Het sociale argument. Orthodoxe scholen moeten de last van de integratie niet alleen door openbare en bijzondere scholen met een ruim toelatingsbeleid laten dragen. Dat geeft scheve verhoudingen. Kuiper is er zich wel van bewust dat in reformatorische kring de school wordt gezien als een opvoedingsinstituut waarin kinderen beschermd moeten worden. Daartoe hebben christelijke ouders vrijheid van onderwijs gekregen. Maar laat die bescherming geen bastion worden. Orthodoxe scholen moeten hun onderwijs dienstbaar maken aan de samenleving.

Het sociale en evangelisatorische argument. Door een ruimer toelatingsbeleid kunnen wij allochtonen beter leren kennen. We bevorderen wederzijds begrip en kunnen zo voor hen een zoutend zout zijn.

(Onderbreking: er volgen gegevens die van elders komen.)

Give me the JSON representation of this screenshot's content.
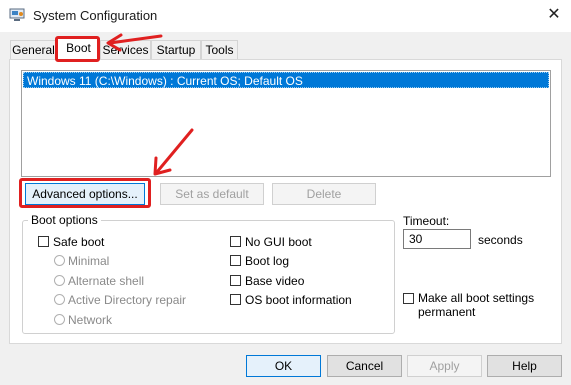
{
  "window": {
    "title": "System Configuration",
    "close_glyph": "✕",
    "app_icon": "monitor-settings-icon"
  },
  "tabs": [
    {
      "label": "General"
    },
    {
      "label": "Boot",
      "active": true
    },
    {
      "label": "Services"
    },
    {
      "label": "Startup"
    },
    {
      "label": "Tools"
    }
  ],
  "boot_list": {
    "items": [
      "Windows 11 (C:\\Windows) : Current OS; Default OS"
    ]
  },
  "list_buttons": {
    "advanced": "Advanced options...",
    "set_default": "Set as default",
    "delete": "Delete"
  },
  "boot_options": {
    "title": "Boot options",
    "safe_boot": "Safe boot",
    "minimal": "Minimal",
    "alternate_shell": "Alternate shell",
    "active_directory_repair": "Active Directory repair",
    "network": "Network",
    "no_gui_boot": "No GUI boot",
    "boot_log": "Boot log",
    "base_video": "Base video",
    "os_boot_information": "OS boot information"
  },
  "timeout": {
    "label": "Timeout:",
    "value": "30",
    "unit": "seconds"
  },
  "make_permanent": "Make all boot settings permanent",
  "footer": {
    "ok": "OK",
    "cancel": "Cancel",
    "apply": "Apply",
    "help": "Help"
  },
  "colors": {
    "annotation": "#e02020",
    "selection": "#0078d7"
  }
}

Het historische argument. Kuiper neemt de theocratische visie van Groen van Prinsterer over. Zijn ideaal was: christelijk nationaal onderwijs. Hij wilde niet alleen kinderen van de eigen groep bereiken, maar het hele volk! Het ”luiken open”-appèl van de minister zou dan, volgens Kuiper, goed in de lijn van Groen passen.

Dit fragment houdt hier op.